Em meio à Copa, saúde ainda é prioridade em UPAs

Durante o jogo do Brasil contra o Japão, pela fase de mata-mata da Copa do Mundo, as unidades de pronto atendimento de Campo Grande registraram cerca de 60 pessoas na sala de espera. A reportagem passou por duas unidades nesta segunda-feira (29) e ouviu pacientes que afirmaram deixar a torcida de lado para priorizar a saúde.

A UPA (Unidade de Pronto Atendimento) Universitária tinha algumas cadeiras vazias na recepção, com adultos aguardando atendimento. Um deles era Francisco Everton Carvalho, de 27 anos. Trabalhador do setor de silvicultura, ele machucou a perna a caminho do expediente. “Vim ver como ela está”, afirmou.

A unidade não tem televisão na sala de espera e Francisco não quis acompanhar a partida pelo celular. “Não estou acompanhando o jogo do Brasil, não. Para mim, tudo bem perder a partida. A saúde vem em primeiro lugar”, declarou. Ele chegou por volta das 10h e não havia sido chamado até as 14h, quando deu entrevista.

Também na Universitária, a administradora Deise Martins, de 46 anos, buscava avaliação do pé que torceu enquanto limpava a cozinha no trabalho. Ela caiu no chão molhado. “Chamei o Samu (Serviço de Atendimento Móvel de Urgência) e foi bem rápido, fui bem atendida”, relatou.

A administradora não seria liberada do trabalho para assistir ao jogo. “Eu nem estava assistindo”, afirmou sobre a Copa do Mundo. Era a primeira vez que ela ia até a UPA Universitária, chegando quando a partida já estava em andamento.

No PAI (Pronto Atendimento Pediátrico) do CRS (Centro Regional de Saúde) Tiradentes, a reportagem encontrou crianças uniformizadas para assistir ao jogo, mas que não puderam.
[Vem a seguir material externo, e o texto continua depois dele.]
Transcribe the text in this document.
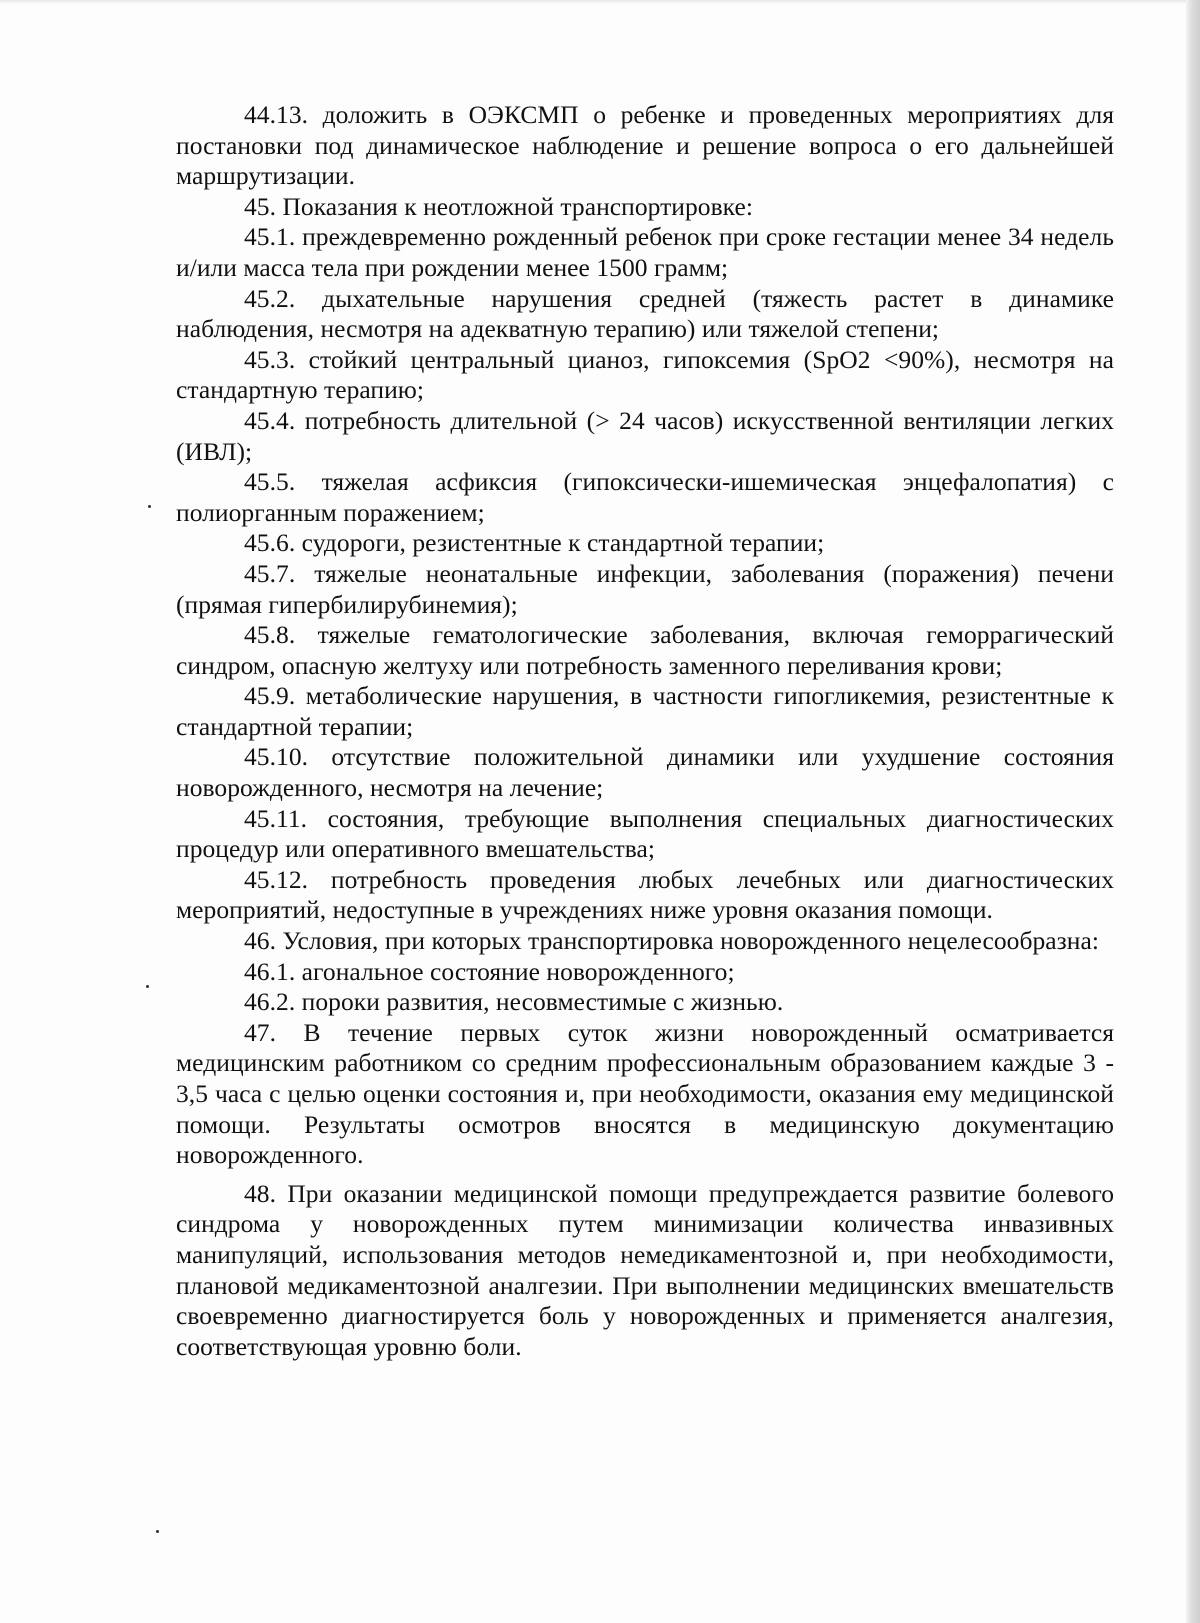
44.13. доложить в ОЭКСМП о ребенке и проведенных мероприятиях для постановки под динамическое наблюдение и решение вопроса о его дальнейшей маршрутизации.

45. Показания к неотложной транспортировке:

45.1. преждевременно рожденный ребенок при сроке гестации менее 34 недель и/или масса тела при рождении менее 1500 грамм;

45.2. дыхательные нарушения средней (тяжесть растет в динамике наблюдения, несмотря на адекватную терапию) или тяжелой степени;

45.3. стойкий центральный цианоз, гипоксемия (SpO2 <90%), несмотря на стандартную терапию;

45.4. потребность длительной (> 24 часов) искусственной вентиляции легких (ИВЛ);

45.5. тяжелая асфиксия (гипоксически-ишемическая энцефалопатия) с полиорганным поражением;

45.6. судороги, резистентные к стандартной терапии;

45.7. тяжелые неонатальные инфекции, заболевания (поражения) печени (прямая гипербилирубинемия);

45.8. тяжелые гематологические заболевания, включая геморрагический синдром, опасную желтуху или потребность заменного переливания крови;

45.9. метаболические нарушения, в частности гипогликемия, резистентные к стандартной терапии;

45.10. отсутствие положительной динамики или ухудшение состояния новорожденного, несмотря на лечение;

45.11. состояния, требующие выполнения специальных диагностических процедур или оперативного вмешательства;

45.12. потребность проведения любых лечебных или диагностических мероприятий, недоступные в учреждениях ниже уровня оказания помощи.

46. Условия, при которых транспортировка новорожденного нецелесообразна:

46.1. агональное состояние новорожденного;

46.2. пороки развития, несовместимые с жизнью.

47. В течение первых суток жизни новорожденный осматривается медицинским работником со средним профессиональным образованием каждые 3 - 3,5 часа с целью оценки состояния и, при необходимости, оказания ему медицинской помощи. Результаты осмотров вносятся в медицинскую документацию новорожденного.

48. При оказании медицинской помощи предупреждается развитие болевого синдрома у новорожденных путем минимизации количества инвазивных манипуляций, использования методов немедикаментозной и, при необходимости, плановой медикаментозной аналгезии. При выполнении медицинских вмешательств своевременно диагностируется боль у новорожденных и применяется аналгезия, соответствующая уровню боли.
Funcionário de um supermercado e estudante, Alan Pereira do Nascimento, de 22 anos, foi liberado do trabalho para ver a partida, mas precisou ir até a UPA para acompanhar a filha.

A avó da menina entrou no consultório médico, enquanto Alan ficou do lado de fora vendo Brasil e Japão jogarem. “Ela acabou de ser atendida pelo pediatra. É um olho no jogo e outro na minha filha. Ela é a prioridade”, disse.

Segundo decreto municipal, as unidades de pronto atendimento e os postos de saúde ficarão abertos nos dias de jogos do Brasil pela Copa do Mundo.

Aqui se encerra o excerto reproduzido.